Chronic pain is considered to have a memory process because of its long-lasting nature even after the original cause such as nerve injury is resolved. This type contrasts to the cases with acute pain, nociceptive or inflammatory pain, which vanishes without delay after the cessation of stimulation or inhibition of the original inflammation. Lysophosphatidic acid (LPA) was identified to be a key initiator of neuropathic pain, one of the representative types of chronic pain, via activation of multiple machineries. Recent studies revealed that LPA induces LPA biosynthesis through actions of microglia and interleukin-1β. LPA1 and LPA3 receptor-mediated mechanisms are involved in this self-amplification of LPA production.

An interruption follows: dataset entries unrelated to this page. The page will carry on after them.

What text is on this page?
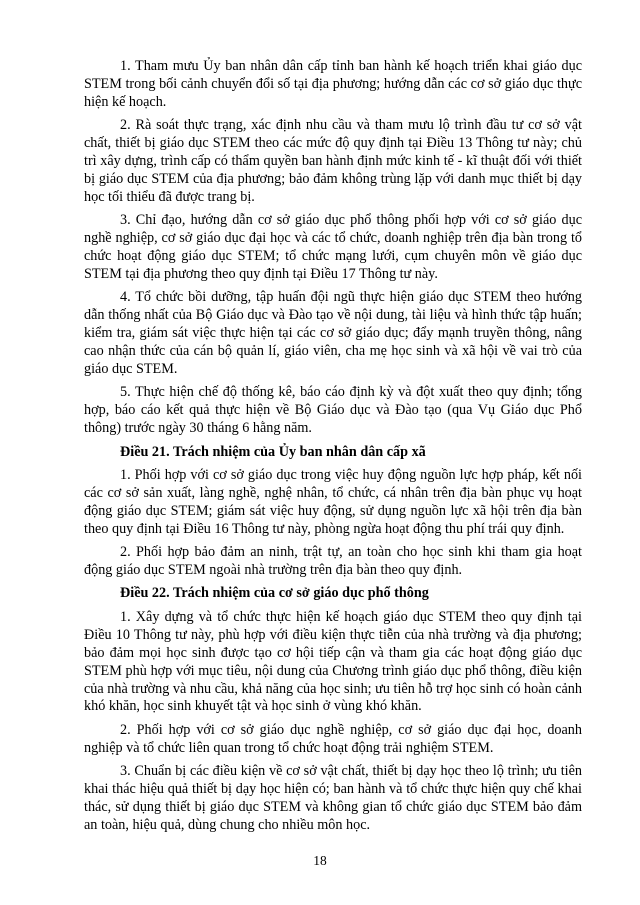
1. Tham mưu Ủy ban nhân dân cấp tỉnh ban hành kế hoạch triển khai giáo dục STEM trong bối cảnh chuyển đổi số tại địa phương; hướng dẫn các cơ sở giáo dục thực hiện kế hoạch.

2. Rà soát thực trạng, xác định nhu cầu và tham mưu lộ trình đầu tư cơ sở vật chất, thiết bị giáo dục STEM theo các mức độ quy định tại Điều 13 Thông tư này; chủ trì xây dựng, trình cấp có thẩm quyền ban hành định mức kinh tế - kĩ thuật đối với thiết bị giáo dục STEM của địa phương; bảo đảm không trùng lặp với danh mục thiết bị dạy học tối thiểu đã được trang bị.

3. Chỉ đạo, hướng dẫn cơ sở giáo dục phổ thông phối hợp với cơ sở giáo dục nghề nghiệp, cơ sở giáo dục đại học và các tổ chức, doanh nghiệp trên địa bàn trong tổ chức hoạt động giáo dục STEM; tổ chức mạng lưới, cụm chuyên môn về giáo dục STEM tại địa phương theo quy định tại Điều 17 Thông tư này.

4. Tổ chức bồi dưỡng, tập huấn đội ngũ thực hiện giáo dục STEM theo hướng dẫn thống nhất của Bộ Giáo dục và Đào tạo về nội dung, tài liệu và hình thức tập huấn; kiểm tra, giám sát việc thực hiện tại các cơ sở giáo dục; đẩy mạnh truyền thông, nâng cao nhận thức của cán bộ quản lí, giáo viên, cha mẹ học sinh và xã hội về vai trò của giáo dục STEM.

5. Thực hiện chế độ thống kê, báo cáo định kỳ và đột xuất theo quy định; tổng hợp, báo cáo kết quả thực hiện về Bộ Giáo dục và Đào tạo (qua Vụ Giáo dục Phổ thông) trước ngày 30 tháng 6 hằng năm.

Điều 21. Trách nhiệm của Ủy ban nhân dân cấp xã

1. Phối hợp với cơ sở giáo dục trong việc huy động nguồn lực hợp pháp, kết nối các cơ sở sản xuất, làng nghề, nghệ nhân, tổ chức, cá nhân trên địa bàn phục vụ hoạt động giáo dục STEM; giám sát việc huy động, sử dụng nguồn lực xã hội trên địa bàn theo quy định tại Điều 16 Thông tư này, phòng ngừa hoạt động thu phí trái quy định.

2. Phối hợp bảo đảm an ninh, trật tự, an toàn cho học sinh khi tham gia hoạt động giáo dục STEM ngoài nhà trường trên địa bàn theo quy định.

Điều 22. Trách nhiệm của cơ sở giáo dục phổ thông

1. Xây dựng và tổ chức thực hiện kế hoạch giáo dục STEM theo quy định tại Điều 10 Thông tư này, phù hợp với điều kiện thực tiễn của nhà trường và địa phương; bảo đảm mọi học sinh được tạo cơ hội tiếp cận và tham gia các hoạt động giáo dục STEM phù hợp với mục tiêu, nội dung của Chương trình giáo dục phổ thông, điều kiện của nhà trường và nhu cầu, khả năng của học sinh; ưu tiên hỗ trợ học sinh có hoàn cảnh khó khăn, học sinh khuyết tật và học sinh ở vùng khó khăn.

2. Phối hợp với cơ sở giáo dục nghề nghiệp, cơ sở giáo dục đại học, doanh nghiệp và tổ chức liên quan trong tổ chức hoạt động trải nghiệm STEM.

3. Chuẩn bị các điều kiện về cơ sở vật chất, thiết bị dạy học theo lộ trình; ưu tiên khai thác hiệu quả thiết bị dạy học hiện có; ban hành và tổ chức thực hiện quy chế khai thác, sử dụng thiết bị giáo dục STEM và không gian tổ chức giáo dục STEM bảo đảm an toàn, hiệu quả, dùng chung cho nhiều môn học.

18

Neuropathic pain is characterized as unique abnormal pain allodynia, in which gentle touch causes intense pain. The functional switch in allodynia is reasonably explained by demyelination, whose underlying mechanisms are also explained as downstream machineries of LPA and its LPA1 receptor signaling. The conversion of tactile to intense pain caused by demyelination may be involved in the long-lasting feed-forward machineries in neuropathic pain. Recent reports describe the importance of endocannabinoids and new arachidonic acid metabolites in the regulation of chronic pain. This chapter also describes the possible relationships of LPA to these additional regulatory mechanisms.